Monday, May 4, 2020

Day 50: who eats gnats?






OUR TOP STORY TONIGHT!


looking down on a blue-gray?  


At Day 50, we are in limbo. We have the lyrics of that old song by The Clash running through our heads, "Should I stay or should I go?"

Yet, given the choices, we elected to stay. 

To say a blue-gray gnatcatcher is petite is like saying an elephant is a jumbo. We’d be stating the obvious, the elephant in the room so to speak. And to be politically correct, they know they are petite.

At .23 ounce, it would take four blue-grays to make an entire ounce, or 64 to make a pound of the diminutive bird that really only weighs about twice as much as a local hummingbird.

Blue-grays eat tiny insects, leafhoppers, midges, gnats, "no-see-ems" and it is hard to see how you can make a meal on such insect minutiae. It’s like being the last kid at the table and you don’t get a wedge of cornbread but the crumbles at the bottom of the pan. 
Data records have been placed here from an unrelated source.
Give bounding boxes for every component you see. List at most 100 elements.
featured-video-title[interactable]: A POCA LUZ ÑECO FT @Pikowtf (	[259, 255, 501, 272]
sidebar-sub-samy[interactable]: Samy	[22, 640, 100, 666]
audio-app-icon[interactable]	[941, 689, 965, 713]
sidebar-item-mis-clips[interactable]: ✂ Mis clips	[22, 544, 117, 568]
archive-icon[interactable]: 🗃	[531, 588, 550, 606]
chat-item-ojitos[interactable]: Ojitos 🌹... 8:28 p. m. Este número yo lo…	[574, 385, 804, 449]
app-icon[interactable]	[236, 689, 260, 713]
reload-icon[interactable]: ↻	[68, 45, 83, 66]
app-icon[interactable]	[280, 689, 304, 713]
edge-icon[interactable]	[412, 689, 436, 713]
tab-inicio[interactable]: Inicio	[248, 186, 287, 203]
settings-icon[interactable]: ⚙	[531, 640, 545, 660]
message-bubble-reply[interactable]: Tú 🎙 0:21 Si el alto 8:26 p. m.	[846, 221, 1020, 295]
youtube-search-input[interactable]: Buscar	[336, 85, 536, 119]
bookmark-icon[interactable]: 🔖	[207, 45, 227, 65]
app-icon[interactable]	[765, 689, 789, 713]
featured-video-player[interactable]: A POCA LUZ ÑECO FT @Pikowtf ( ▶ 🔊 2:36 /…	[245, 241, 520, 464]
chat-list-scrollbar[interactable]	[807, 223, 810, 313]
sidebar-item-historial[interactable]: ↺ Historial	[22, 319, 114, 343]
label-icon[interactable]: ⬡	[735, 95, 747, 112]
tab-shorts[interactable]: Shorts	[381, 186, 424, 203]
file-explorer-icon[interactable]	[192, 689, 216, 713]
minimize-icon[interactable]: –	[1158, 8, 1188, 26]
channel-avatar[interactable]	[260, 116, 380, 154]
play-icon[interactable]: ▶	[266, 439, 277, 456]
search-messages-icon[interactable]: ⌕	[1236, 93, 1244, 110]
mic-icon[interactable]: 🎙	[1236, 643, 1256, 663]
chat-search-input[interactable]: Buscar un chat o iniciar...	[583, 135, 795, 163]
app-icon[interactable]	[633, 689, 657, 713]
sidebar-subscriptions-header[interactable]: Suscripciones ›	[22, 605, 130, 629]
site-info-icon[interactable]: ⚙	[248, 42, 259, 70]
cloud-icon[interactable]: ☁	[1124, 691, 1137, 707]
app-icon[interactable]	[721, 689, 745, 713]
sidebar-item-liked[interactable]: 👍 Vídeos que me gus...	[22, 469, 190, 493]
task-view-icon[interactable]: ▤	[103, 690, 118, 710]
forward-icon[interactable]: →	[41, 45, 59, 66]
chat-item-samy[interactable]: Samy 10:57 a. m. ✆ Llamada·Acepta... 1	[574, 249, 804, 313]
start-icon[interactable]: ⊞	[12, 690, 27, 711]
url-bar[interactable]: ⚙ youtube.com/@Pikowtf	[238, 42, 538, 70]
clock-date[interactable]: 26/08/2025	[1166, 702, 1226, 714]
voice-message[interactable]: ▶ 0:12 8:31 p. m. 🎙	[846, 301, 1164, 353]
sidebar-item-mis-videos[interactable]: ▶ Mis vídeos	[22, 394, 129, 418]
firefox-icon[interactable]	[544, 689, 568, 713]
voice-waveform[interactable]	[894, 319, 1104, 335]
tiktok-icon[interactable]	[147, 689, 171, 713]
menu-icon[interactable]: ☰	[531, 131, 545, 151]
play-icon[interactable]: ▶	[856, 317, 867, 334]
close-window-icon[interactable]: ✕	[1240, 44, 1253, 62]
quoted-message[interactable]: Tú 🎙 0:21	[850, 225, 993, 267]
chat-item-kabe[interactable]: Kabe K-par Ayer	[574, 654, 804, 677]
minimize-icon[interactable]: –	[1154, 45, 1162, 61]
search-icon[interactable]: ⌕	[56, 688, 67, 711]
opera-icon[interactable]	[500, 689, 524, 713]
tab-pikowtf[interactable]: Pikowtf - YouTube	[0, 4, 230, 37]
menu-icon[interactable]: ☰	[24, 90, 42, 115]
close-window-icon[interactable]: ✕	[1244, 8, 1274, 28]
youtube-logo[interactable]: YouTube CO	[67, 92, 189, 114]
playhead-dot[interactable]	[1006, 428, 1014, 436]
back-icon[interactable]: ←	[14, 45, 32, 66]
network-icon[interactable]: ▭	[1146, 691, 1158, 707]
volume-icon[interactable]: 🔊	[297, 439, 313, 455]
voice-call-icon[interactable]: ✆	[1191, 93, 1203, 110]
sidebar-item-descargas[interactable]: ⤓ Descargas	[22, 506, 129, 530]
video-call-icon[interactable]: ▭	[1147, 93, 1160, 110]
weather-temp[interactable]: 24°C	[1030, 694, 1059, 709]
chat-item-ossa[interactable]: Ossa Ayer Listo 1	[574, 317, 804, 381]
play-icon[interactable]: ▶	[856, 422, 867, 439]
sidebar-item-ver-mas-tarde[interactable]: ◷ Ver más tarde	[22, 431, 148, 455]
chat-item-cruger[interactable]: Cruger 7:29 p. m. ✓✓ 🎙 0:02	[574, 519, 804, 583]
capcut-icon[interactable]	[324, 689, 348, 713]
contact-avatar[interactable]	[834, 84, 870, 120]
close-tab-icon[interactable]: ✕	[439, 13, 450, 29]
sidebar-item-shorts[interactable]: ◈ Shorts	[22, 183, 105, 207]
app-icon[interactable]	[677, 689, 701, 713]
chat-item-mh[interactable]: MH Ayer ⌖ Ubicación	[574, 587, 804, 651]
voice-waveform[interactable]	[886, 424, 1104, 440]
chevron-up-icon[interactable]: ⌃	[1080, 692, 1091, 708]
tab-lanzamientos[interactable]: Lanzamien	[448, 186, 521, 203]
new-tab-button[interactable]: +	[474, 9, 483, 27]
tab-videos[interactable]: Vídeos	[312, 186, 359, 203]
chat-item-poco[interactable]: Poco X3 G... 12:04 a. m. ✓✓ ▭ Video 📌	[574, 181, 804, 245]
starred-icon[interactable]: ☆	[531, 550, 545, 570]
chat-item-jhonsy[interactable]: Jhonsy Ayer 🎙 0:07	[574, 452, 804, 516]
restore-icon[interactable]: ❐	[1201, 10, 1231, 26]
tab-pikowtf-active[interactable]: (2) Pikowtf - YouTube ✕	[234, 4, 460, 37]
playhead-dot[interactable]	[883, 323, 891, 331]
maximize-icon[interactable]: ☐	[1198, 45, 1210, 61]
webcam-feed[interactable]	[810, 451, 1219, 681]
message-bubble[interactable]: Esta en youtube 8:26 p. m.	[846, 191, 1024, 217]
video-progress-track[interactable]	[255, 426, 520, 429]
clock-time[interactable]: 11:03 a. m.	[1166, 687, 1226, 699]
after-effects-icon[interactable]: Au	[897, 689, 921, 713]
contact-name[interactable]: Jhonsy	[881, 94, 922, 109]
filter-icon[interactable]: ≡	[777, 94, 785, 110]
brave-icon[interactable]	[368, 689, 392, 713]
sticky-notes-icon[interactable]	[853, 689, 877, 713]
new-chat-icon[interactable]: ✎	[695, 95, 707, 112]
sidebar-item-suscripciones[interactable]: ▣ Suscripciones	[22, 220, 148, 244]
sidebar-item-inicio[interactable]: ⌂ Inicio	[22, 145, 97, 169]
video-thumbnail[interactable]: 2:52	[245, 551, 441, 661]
Blue-grays are only here during the nesting season and tend to be high in the trees. If you see one, it is most often its belly or undercarriage you are looking at through the branches.

That’s why the editorial we was surprised to spot one looking for food on the ground with us peering down from the second-floor deck off our periodical room. It was our belly the blue-gray was looking at. 


Still, it makes us wonder: are there fewer tiny insects in the canopy? And yet, another sign that the collective biomass of all insects has suffered a major decline?